Dramaturge et cinéaste néerlandais, Alex van Warmerdam reste assez mal connu en France. Pourtant ses films, très graphiques et à l’humour sombre, comme Abel (1986) ou La Robe (1996), marquent durablement ceux qui les voient. Rencontre avec le réalisateur à l’occasion des vingt ans des Habitants (1992), qui ressort sur les écrans.

Comment vous est venue l’idée des Habitants ?

C’était il y a longtemps, j’ai tout oublié ! Je crois que j’avais l’idée d’un petit film avec trois ou quatre personnages, un petit ensemble. La première idée, c’était de faire quelque chose avec un chasseur aveugle, un personnage qui apparaissait déjà brièvement dans une de mes pièces. Dans la pièce, il était aveugle. Pour le film, je voulais raconter comment il le devenait. C’était l’une des principales idées au tout début. Puis il y avait cette idée d’une rue et d’une forêt. J’ai commencé à dessiner un plan de cette rue et à y mettre les personnages. Au départ, il y avait deux petits garçons. Quand le scénario fut terminé, je l’ai fait lire à un ami écrivain qui m’a conseillé d’en enlever un. Il y a eu ensuite beaucoup de travail sur l’emplacement des personnages : qui vit où ? Il fallait savoir qui pouvait voir qui depuis sa maison. Tout ce qu’on voit maintenant dans le film était très écrit, très dessiné.


Le décor a une place très importante dans le film. Il y a cette rue unique dans cette ville moderne, mais qui finalement évoque les villes des westerns américains. Le décor apparaît presque comme un des personnages principaux du film.

Oui, mais ce n’est pas de ma faute ! Quand j’avais neuf ans, nous avons déménagé. Nous vivions dans la première rue construite d’une banlieue. Quelques mois après notre arrivée, la deuxième a été construite et ainsi de suite. J’ai imaginé ce qui se passerait si on commençait à construire une ville et que la société de construction faisait faillite.
Il y a aussi un aspect très pratique. J’aime bien construire un monde très simple. S’il y a plus de rues, il y a plus de gens, plus de choses sur lesquelles se concentrer au-delà de l’histoire. Je fais toujours cela en fait, aller vers une simplification. Durant le tournage, on me demande : combien de figurants as-tu besoin pour le tournage dans la rue ? Je réponds : sept. Et au final, je n’en utilise que deux lors du tournage. Dans les scènes d’extérieur, je regarde toujours les figurants avec leurs ombrelles ou autres… Ça dissimule un peu l’histoire. L’idée de la rue unique revêt vraiment un aspect très pragmatique pour moi : se concentrer sur l’histoire. Et finalement, oui, elle a autant d’importance que les personnages du film. Le décor devient personnage.
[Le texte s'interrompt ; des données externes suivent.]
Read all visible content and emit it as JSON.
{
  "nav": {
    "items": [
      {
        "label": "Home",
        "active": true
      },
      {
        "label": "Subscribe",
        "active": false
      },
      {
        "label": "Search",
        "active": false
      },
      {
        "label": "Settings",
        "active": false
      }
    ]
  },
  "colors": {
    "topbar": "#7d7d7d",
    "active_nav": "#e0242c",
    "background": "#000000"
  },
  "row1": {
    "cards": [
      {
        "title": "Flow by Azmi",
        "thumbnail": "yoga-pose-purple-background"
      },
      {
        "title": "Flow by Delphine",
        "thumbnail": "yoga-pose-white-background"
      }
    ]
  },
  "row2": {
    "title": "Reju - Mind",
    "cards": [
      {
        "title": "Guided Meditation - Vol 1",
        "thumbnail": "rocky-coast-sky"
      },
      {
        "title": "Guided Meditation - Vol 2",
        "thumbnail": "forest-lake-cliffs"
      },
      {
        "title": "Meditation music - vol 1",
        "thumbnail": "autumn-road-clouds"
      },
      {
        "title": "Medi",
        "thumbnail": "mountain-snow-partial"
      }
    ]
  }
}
L’espace du film paraît très confiné, alors même qu’il y a beaucoup de scènes d’extérieur. Que ce soit à la maison ou dans la forêt, les personnages semblent coincés dans l’espace, dans le cadre.

Mais n’est-ce pas le cas dans tous les films ? [Rires] C’est peut-être vrai. Pourtant ça ne vient pas du cadrage. Il n’y a par exemple pas beaucoup de gros plans dans le film. Ce n’est pas un film très découpé, j’avais parfois envie d’avoir beaucoup de personnages dans le cadre. Cet aspect confiné venait de l’histoire elle-même, de cette concentration dans une seule rue aussi. Il n’y a rien de plus que ce que vous voyez. Cela vient peut-être aussi du fait que je bouge peu la caméra. Jean Cocteau disait : « Quand les acteurs ne bougent pas, bougez la caméra ». Cela peut sembler logique. Mais moi, quand les acteurs ne bougent pas, je ne bouge pas non plus. Maintenant, j’accepte un peu plus le mouvement. Au tout début, je ne filmais que le strict nécessaire.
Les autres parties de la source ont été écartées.